How fast? The Doppler effect bumper sticker

There is a running joke amongst physicists about a bumper sticker than turns blue.

This is a joke about the Doppler effect. When a source of waves are moving towards a detector (e.g. your ears or eyes) the frequency of the wave changes. For a source moving towards you the waves are “compressed”, creating a higher frequency; for a source moving away the waves are “stretched out”, creating a lower frequency.

The Doppler effect is only really noticeable to humans in the case of sound waves; the Doppler effect is responsible for the changing engine note of a vehicle as it passes you. But the effect applies at all frequencies, including visible light. The joke arises because one would have to be travelling very fast for the Doppler effect in visible light to be noticeable.

How fast?

Red light has a wavelength of about 700 nanometres and blue light about 400 nm. If we plug these figures into the Wolfram|Alpha “computational knowledge engine” we get a result of −152 kilometres a second, meaning that if the sticker had turned blue someone would be coming towards you at about 340 million miles per hour or about 51% the speed of light.

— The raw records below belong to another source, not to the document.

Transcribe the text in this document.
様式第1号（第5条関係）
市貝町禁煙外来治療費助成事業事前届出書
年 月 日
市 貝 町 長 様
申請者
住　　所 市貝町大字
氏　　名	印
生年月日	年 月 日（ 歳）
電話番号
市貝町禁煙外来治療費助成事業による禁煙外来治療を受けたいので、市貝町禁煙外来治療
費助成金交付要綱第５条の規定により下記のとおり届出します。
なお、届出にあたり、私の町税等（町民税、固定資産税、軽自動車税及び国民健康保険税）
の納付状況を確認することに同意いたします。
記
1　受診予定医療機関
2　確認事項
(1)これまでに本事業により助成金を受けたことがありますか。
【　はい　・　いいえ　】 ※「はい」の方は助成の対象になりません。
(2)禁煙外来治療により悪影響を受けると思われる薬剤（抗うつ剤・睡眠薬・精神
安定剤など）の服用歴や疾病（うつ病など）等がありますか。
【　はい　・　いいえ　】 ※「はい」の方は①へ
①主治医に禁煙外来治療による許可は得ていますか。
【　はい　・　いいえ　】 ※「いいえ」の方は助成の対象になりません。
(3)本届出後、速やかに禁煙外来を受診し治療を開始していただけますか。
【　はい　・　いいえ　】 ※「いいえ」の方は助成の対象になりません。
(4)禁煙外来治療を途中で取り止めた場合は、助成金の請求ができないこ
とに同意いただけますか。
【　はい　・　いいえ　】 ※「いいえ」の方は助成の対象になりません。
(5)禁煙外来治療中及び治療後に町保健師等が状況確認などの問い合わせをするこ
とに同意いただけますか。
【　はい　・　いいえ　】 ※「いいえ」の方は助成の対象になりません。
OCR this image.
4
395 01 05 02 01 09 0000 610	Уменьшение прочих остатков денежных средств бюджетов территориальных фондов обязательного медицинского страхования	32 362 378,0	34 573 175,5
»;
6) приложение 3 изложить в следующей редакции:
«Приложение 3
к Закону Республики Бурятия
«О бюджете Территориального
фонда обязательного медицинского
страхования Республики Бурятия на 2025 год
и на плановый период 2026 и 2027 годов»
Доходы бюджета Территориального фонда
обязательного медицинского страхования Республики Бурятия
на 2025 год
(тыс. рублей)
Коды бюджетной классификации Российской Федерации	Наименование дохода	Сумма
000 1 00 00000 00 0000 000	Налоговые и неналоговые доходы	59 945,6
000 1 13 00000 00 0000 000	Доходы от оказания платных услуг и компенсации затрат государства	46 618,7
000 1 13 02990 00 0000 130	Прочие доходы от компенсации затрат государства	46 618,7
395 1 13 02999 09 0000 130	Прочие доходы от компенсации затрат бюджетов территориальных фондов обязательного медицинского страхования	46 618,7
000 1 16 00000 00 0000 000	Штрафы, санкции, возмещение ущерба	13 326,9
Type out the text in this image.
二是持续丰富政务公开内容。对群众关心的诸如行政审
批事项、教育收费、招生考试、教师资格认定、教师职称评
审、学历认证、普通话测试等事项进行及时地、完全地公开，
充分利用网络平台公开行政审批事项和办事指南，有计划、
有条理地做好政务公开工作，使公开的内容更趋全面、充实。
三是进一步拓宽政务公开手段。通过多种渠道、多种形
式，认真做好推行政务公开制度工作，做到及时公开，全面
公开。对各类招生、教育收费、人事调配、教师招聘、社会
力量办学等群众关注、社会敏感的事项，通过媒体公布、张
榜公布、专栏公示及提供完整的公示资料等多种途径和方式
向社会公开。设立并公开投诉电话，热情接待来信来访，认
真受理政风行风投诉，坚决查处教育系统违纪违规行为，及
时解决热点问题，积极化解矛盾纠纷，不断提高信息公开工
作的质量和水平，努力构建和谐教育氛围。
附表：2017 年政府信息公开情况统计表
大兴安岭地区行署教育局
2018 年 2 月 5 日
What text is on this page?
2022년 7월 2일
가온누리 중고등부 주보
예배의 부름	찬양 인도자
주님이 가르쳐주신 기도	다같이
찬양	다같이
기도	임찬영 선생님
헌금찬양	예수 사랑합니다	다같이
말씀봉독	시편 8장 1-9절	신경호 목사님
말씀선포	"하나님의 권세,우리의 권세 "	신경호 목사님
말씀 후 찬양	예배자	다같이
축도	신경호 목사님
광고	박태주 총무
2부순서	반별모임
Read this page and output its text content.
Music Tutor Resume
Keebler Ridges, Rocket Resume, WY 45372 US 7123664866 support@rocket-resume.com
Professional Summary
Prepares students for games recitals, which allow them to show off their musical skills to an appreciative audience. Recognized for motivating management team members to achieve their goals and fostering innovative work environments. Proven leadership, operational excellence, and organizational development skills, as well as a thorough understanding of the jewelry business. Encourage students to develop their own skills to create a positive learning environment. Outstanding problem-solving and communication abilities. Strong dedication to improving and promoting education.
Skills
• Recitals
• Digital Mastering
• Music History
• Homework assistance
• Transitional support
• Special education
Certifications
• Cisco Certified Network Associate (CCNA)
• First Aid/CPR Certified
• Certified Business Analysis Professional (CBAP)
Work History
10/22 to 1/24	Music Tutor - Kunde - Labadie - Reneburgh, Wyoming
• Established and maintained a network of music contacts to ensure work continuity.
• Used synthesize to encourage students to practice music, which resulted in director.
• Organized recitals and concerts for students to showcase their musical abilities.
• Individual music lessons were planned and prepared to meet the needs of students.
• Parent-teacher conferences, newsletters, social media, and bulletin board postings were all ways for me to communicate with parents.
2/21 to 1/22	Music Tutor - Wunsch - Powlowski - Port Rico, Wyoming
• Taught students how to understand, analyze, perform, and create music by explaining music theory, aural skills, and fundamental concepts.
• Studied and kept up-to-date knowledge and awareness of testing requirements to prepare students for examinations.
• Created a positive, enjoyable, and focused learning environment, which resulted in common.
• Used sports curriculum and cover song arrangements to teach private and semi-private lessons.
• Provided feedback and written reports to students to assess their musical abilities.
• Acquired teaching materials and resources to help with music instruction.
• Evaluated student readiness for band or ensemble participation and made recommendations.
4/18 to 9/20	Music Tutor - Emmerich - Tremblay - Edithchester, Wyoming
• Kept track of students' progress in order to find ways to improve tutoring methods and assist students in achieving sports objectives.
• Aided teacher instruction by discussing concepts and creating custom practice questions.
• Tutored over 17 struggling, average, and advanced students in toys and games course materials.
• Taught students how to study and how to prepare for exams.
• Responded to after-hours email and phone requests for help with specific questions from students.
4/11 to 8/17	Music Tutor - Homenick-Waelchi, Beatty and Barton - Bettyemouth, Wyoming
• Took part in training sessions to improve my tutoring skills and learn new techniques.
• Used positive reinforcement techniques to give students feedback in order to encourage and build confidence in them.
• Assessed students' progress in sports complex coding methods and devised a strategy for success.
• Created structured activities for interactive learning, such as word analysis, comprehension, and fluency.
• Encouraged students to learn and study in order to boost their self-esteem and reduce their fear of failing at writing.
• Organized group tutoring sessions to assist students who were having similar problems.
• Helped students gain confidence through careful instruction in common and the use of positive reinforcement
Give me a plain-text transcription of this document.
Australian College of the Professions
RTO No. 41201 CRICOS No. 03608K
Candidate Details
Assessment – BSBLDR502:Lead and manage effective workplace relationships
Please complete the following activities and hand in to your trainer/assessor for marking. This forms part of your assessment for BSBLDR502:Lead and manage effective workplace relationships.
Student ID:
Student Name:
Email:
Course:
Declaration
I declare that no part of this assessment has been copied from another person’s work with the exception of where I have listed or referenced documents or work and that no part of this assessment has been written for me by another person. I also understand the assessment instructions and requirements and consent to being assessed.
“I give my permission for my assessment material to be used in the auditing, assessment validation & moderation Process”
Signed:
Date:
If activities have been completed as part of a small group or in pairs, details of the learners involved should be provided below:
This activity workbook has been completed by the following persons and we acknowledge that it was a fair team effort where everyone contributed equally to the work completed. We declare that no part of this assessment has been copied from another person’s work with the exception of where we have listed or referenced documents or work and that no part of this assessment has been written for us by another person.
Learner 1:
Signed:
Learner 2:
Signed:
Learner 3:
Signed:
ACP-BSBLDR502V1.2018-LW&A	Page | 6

4 thoughts on “How fast? The Doppler effect bumper sticker

  1. You write :”The Doppler effect is only really notice­able to humans in the case of sound waves; the Doppler effect is respons­ible for the chan­ging engine note of a vehicle as it passes you. But the effect applies at all fre­quen­cies, including visible light.” This is misleading. It reads as if sound waves and light waves were the same kind of waves, only differing in frequency. However, electromagnetic waves are transversal and do not require a medium to propagate, in complete contrast to sound waves.